Except, here, everything in the penile, dammit, penal system is privately owned, and the competitors have corporate sponsors. Oh, yeah, that’s been done before, too.

How about this? Adjei-Brenyah wants you to take his premise as seriously as he does. And he’s not afraid to preach. The system is evil, evil, evil. He’s going to smack you in the face with the horror of it all, because he’s concerned you won’t figure it out on your own. These prisoners are humans, who’ve had traumatic upbringings. In case that’s inconceivable to you, he has characters say things like “These marks (tattoos showing the number of kills they have) don’t mean we aren’t people. These chains don’t mean we have to do it like they want.” He has footnotes! They cite statistics!! Some are relevant!!!

All of this is to impress upon the reader that America’s penal system is dehumanizing and evil. And the reader is like no shit, I already knew it was awful and in desperate need of reform. The fact that you’ve come up with a bloodier version of a more-than-twice-told tale doesn’t shed more light on the subject.

The outlandish premise would have been perfect for a satire, and that seems to be what Adjei-Brenyah initially intended. But about halfway through, he abandons that approach and turns to evangelism. The story is violent, bloody, and angry. Those are its strengths. There’s just one weakness. All that preaching and self-seriousness gets to be a bore.

Gladiola Overdrive, Chief Editor

Lessons In A Life Adrift

Ian McEwan’s Lessons opens with a piano teacher groping her student. She is 25 years old, and the boy is 11. Her cold fingers pinch the inside of his upper thigh and travel up his shorts to his underwear. As is typical, the victim blames himself. He’s newly arrived at his English boarding school and misses his mother tremendously. He’s textbook, and Miriam begins grooming him.

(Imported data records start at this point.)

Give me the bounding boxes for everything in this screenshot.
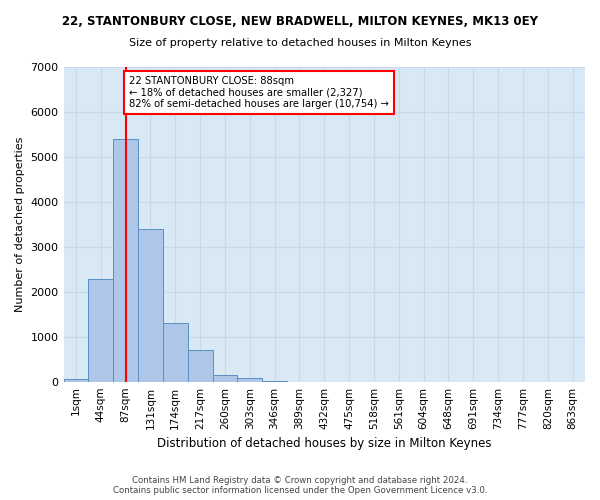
Y-axis label: Number of detached properties: Number of detached properties: [15, 136, 25, 312]
Bar: [188, 350, 212, 382]
X-axis label: Distribution of detached houses by size in Milton Keynes: Distribution of detached houses by size …: [157, 437, 491, 450]
Text: 22 STANTONBURY CLOSE: 88sqm
← 18% of detached houses are smaller (2,327)
82% of : 22 STANTONBURY CLOSE: 88sqm ← 18% of det…: [130, 76, 389, 108]
Bar: [238, 378, 262, 382]
Bar: [88, 279, 113, 382]
Bar: [64, 380, 88, 382]
Text: 22, STANTONBURY CLOSE, NEW BRADWELL, MILTON KEYNES, MK13 0EY: 22, STANTONBURY CLOSE, NEW BRADWELL, MIL…: [62, 15, 538, 28]
Text: Size of property relative to detached houses in Milton Keynes: Size of property relative to detached ho…: [129, 38, 471, 48]
Text: Contains HM Land Registry data © Crown copyright and database right 2024.
Contai: Contains HM Land Registry data © Crown c…: [113, 476, 487, 495]
Bar: [163, 323, 188, 382]
Bar: [138, 228, 163, 382]
Bar: [212, 375, 238, 382]
Bar: [113, 138, 138, 382]
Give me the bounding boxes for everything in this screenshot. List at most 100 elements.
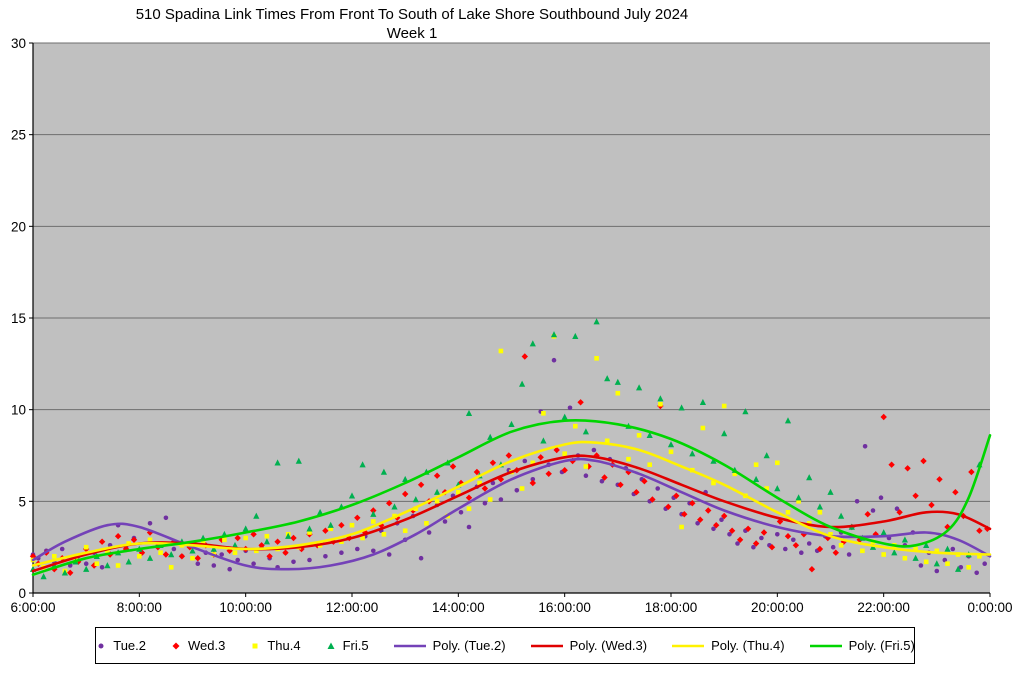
data-point bbox=[689, 500, 696, 507]
legend-item-fri5: Fri.5 bbox=[325, 638, 369, 653]
data-point bbox=[617, 481, 624, 488]
data-point bbox=[355, 546, 360, 552]
data-point bbox=[487, 497, 493, 502]
data-point bbox=[699, 398, 706, 405]
data-point bbox=[657, 395, 664, 402]
data-point bbox=[768, 544, 776, 551]
data-point bbox=[83, 561, 89, 566]
data-point bbox=[94, 561, 100, 566]
data-point bbox=[710, 457, 717, 464]
data-point bbox=[665, 503, 672, 510]
data-point bbox=[234, 534, 241, 542]
data-point bbox=[828, 532, 833, 537]
trendline-sample-icon bbox=[393, 644, 426, 647]
data-point bbox=[791, 537, 796, 543]
data-point bbox=[424, 521, 429, 526]
data-point bbox=[458, 510, 464, 515]
data-point bbox=[881, 552, 886, 557]
data-point bbox=[339, 550, 344, 555]
data-point bbox=[521, 353, 528, 360]
legend-item-poly-wed3: Poly. (Wed.3) bbox=[530, 638, 648, 653]
data-point bbox=[442, 519, 448, 524]
data-point bbox=[433, 472, 441, 479]
data-point bbox=[681, 511, 688, 518]
data-point bbox=[936, 476, 943, 483]
data-point bbox=[562, 451, 567, 456]
data-point bbox=[104, 562, 111, 569]
data-point bbox=[466, 524, 472, 530]
data-point bbox=[902, 555, 908, 561]
data-point bbox=[254, 548, 259, 554]
data-point bbox=[251, 561, 256, 566]
data-point bbox=[923, 541, 930, 548]
trendline bbox=[31, 419, 992, 576]
data-point bbox=[529, 479, 536, 487]
trendline-sample-icon bbox=[672, 644, 705, 647]
data-point bbox=[775, 460, 780, 466]
data-point bbox=[744, 525, 752, 532]
data-point bbox=[537, 454, 544, 461]
data-point bbox=[75, 558, 82, 565]
data-point bbox=[200, 539, 206, 544]
data-point bbox=[721, 430, 728, 437]
data-point bbox=[227, 566, 232, 572]
data-point bbox=[67, 569, 74, 576]
data-point bbox=[307, 557, 312, 563]
data-point bbox=[323, 554, 328, 559]
data-point bbox=[146, 554, 154, 561]
data-point bbox=[658, 401, 663, 407]
chart-title: 510 Spadina Link Times From Front To Sou… bbox=[135, 6, 689, 23]
data-point bbox=[243, 535, 248, 541]
data-point bbox=[264, 533, 270, 539]
data-point bbox=[162, 551, 170, 558]
data-point bbox=[232, 550, 238, 555]
data-point bbox=[307, 530, 312, 535]
data-point bbox=[258, 542, 265, 549]
data-point bbox=[402, 528, 408, 533]
data-point bbox=[218, 536, 225, 543]
data-point bbox=[952, 489, 959, 496]
data-point bbox=[647, 462, 652, 467]
data-point bbox=[901, 536, 908, 543]
data-point bbox=[553, 446, 560, 454]
data-point bbox=[721, 403, 727, 409]
data-point bbox=[775, 532, 780, 537]
y-tick-label: 5 bbox=[18, 494, 26, 509]
data-point bbox=[130, 536, 138, 543]
data-point bbox=[99, 565, 105, 570]
y-tick-label: 0 bbox=[18, 586, 26, 601]
data-point bbox=[697, 516, 704, 523]
data-point bbox=[418, 555, 424, 561]
data-point bbox=[349, 522, 355, 528]
data-point bbox=[449, 463, 457, 470]
data-point bbox=[760, 529, 768, 536]
data-point bbox=[125, 558, 132, 565]
data-point bbox=[402, 490, 409, 498]
x-tick-label: 8:00:00 bbox=[117, 600, 162, 615]
data-point bbox=[482, 500, 488, 506]
trendline bbox=[31, 457, 992, 571]
legend-item-poly-wed3-label: Poly. (Wed.3) bbox=[569, 638, 648, 653]
data-point bbox=[838, 543, 844, 548]
data-point bbox=[434, 499, 440, 504]
data-point bbox=[792, 542, 800, 549]
data-point bbox=[764, 486, 769, 491]
legend-item-thu4: Thu.4 bbox=[249, 638, 301, 653]
data-point bbox=[968, 468, 975, 476]
data-point bbox=[891, 549, 898, 556]
data-point bbox=[338, 522, 345, 529]
data-point bbox=[402, 475, 409, 482]
legend-item-poly-thu4: Poly. (Thu.4) bbox=[671, 638, 785, 653]
data-point bbox=[784, 533, 792, 540]
data-point bbox=[514, 488, 520, 493]
data-point bbox=[817, 510, 823, 515]
data-point bbox=[713, 522, 720, 529]
data-point bbox=[381, 532, 387, 537]
data-point bbox=[235, 557, 240, 563]
legend-item-poly-fri5-label: Poly. (Fri.5) bbox=[848, 638, 915, 653]
data-point bbox=[317, 508, 324, 515]
circle-marker-icon bbox=[98, 643, 104, 648]
data-point bbox=[955, 565, 962, 572]
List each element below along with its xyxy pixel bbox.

Roland is 14 when the Cuban Missile Crisis happens. Fear and loneliness compel him to ride a bike to Miriam’s house in the nearby village. She doesn’t seem surprised when he shows up unannounced. Roland is escorted upstairs to her bedroom, and Miriam tells him what she expects. As if he is a child. Because he is. After they have sex, he is even more under her control. “She had always frightened him. He had not forgotten how cruel she could be. Now it was more complicated, it was worse and he had made it worse.”

Over the next two years, Miriam manipulates Roland. She is always the teacher, and he is always the pupil. His schoolwork suffers. He loses touch with friends. The night before his sixteenth birthday Miriam tells Roland they will be traveling to Scotland in the morning to get married. This scares him more than the Cuban Missile Crisis did. When he flees, Miriam yells “You’ll spend the rest of your life looking for what you’ve had here.”

She’s not wrong. The trauma from this relationship has “rewired his brain.” He drops out of school. He floats from one job to another, from one relationship to another. Finally, in his thirties, he meets Alyssa. They get married and have a son, but the marriage falls apart.

Alyssa dreams of being her generation’s greatest writer, but she’s sinking. Being a wife and mother is suffocating. She can’t be the writer she wants to be so she leaves. Years later, she writes novels and they’re brilliant. Roland wonders how he could have been married to a genius and not realized it. Is Miriam to blame? Is he still a victim?

Roland’s life story (from the 1950s to 2020) is deftly told. McEwan is a deeply humane writer, and he creates fascinating characters with complex motivations. The women are far more interesting than the men, but this shouldn’t surprise anyone who knows Shakespeare or women.

McEwan is generous and empathetic with all his characters – even Miriam. That is a testament to his genuine skill as a writer. But there’s a problem. Roland does eventually (late in middle age) confront Miriam. This is a pivotal moment, and its resolution is humane only if Miriam hasn’t abused other children. And we have no reason for believing this is the case. What if she is a serial pedophile? The fact that no one thinks to ask this, especially after all the scandals uncovered during the 1980s and later, is a glaring problem in an otherwise masterfully told story.